Top AI Product

We track trending AI tools across Product Hunt, Hacker News, GitHub, and more  — then write honest, opinionated takes on the ones that actually matter. No press releases, no sponsored content. Just real picks, published daily.  Subscribe to stay ahead without drowning in hype.


Xmloxide: The XML Library That an AI Wrote From Scratch — and It Actually Works

There’s something almost absurd about the story behind [Xmloxide](https://github.com/jonwiggins/xmloxide). A developer pointed Claude Code at libxml2’s test suite and basically said “make this pass.” Three hours later, the agent had produced a full Rust reimplementation of one of the most important XML libraries ever written. And here’s the kicker — it passes every single test. All 119 in the libxml2 compatibility suite. All 1,727 in the W3C XML Conformance Test Suite. A perfect score.

The project [hit Hacker News today](https://news.ycombinator.com/item?id=47201816) as a Show HN post, racking up 58 points and 60 comments worth of lively debate. Some folks were genuinely impressed, others raised valid concerns about whether AI-generated code should power production systems without heavy disclaimers.
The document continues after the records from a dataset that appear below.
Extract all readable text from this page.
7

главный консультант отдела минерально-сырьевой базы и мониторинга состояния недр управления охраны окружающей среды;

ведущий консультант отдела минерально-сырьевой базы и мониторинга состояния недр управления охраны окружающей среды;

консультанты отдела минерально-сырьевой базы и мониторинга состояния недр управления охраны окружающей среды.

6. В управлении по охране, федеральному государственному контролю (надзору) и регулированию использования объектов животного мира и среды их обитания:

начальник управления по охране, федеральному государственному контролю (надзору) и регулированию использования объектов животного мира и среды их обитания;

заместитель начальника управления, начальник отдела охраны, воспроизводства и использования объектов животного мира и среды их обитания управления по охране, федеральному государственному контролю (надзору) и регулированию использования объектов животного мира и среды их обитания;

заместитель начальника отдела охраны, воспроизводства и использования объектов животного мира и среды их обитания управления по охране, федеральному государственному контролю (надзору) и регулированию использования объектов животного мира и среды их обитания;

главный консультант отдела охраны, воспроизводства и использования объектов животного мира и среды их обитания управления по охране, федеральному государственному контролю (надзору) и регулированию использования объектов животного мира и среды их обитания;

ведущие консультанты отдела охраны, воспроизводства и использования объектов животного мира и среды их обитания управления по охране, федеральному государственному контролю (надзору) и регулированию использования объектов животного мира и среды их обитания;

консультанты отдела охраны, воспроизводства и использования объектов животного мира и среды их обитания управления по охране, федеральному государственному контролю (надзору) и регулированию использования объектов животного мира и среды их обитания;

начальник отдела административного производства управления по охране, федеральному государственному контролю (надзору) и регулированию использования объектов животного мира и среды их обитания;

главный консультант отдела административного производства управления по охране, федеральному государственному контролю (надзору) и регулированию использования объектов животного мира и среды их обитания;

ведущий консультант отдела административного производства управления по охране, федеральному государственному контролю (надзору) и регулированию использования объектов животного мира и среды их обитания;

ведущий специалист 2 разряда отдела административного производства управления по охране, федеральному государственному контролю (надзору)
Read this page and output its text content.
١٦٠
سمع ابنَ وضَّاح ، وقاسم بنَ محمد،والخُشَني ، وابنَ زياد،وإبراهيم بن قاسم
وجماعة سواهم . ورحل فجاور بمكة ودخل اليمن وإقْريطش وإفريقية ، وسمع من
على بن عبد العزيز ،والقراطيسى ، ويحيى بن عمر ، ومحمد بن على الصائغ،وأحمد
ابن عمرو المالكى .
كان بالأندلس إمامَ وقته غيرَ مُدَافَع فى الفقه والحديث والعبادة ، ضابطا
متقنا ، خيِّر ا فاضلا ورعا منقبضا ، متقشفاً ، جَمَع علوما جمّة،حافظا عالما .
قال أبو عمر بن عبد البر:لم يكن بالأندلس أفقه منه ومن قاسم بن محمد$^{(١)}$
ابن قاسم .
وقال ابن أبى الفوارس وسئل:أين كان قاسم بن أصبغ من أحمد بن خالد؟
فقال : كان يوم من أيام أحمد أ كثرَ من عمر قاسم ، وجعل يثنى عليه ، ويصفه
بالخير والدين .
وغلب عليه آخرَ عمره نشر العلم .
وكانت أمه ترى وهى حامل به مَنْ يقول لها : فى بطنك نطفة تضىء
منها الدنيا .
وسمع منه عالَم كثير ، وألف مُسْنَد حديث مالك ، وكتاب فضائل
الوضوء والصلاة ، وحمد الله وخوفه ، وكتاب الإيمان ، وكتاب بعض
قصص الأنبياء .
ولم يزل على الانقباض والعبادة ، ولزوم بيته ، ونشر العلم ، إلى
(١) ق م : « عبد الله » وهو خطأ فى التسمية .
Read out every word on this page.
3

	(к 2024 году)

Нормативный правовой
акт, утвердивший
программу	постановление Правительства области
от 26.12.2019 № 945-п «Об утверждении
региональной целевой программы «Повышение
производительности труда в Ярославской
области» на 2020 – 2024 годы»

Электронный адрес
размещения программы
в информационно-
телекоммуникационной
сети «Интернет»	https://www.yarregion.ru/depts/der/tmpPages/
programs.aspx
The original libxml2 maintainer even showed up in the thread to clarify that SUSE has picked up maintenance, though the memory safety issues that plague C code remain.

And that’s really where xmloxide gets interesting. libxml2 became officially unmaintained in December 2025, and while it’s been patched over the years, it still carries the inherent risks of a massive C codebase. Xmloxide sidesteps all of that with an arena-based architecture, zero unsafe code in its public API, and no global state. Every document is self-contained, thread-safe, and Send + Sync out of the box. No more calling initialization or cleanup functions.

The feature set is surprisingly complete for something generated in a single session. You get DOM tree parsing, SAX2 streaming, a pull-based XmlReader, XPath 1.0 evaluation, HTML 4.01 parsing with error recovery, DTD/RelaxNG/XSD validation, and even an `xmllint`-compatible CLI tool. Performance benchmarks show serialization running 1.5-2.4x faster than libxml2 and XPath queries clocking in at 1.1-2.7x faster.

Is it production-ready? The creator is honest about this being an experiment, not a decade-long commitment. But as a proof of concept for what AI agents can do when given a clear target and a robust test suite, xmloxide is hard to ignore. Whether you care about XML parsing or not, this one’s worth watching.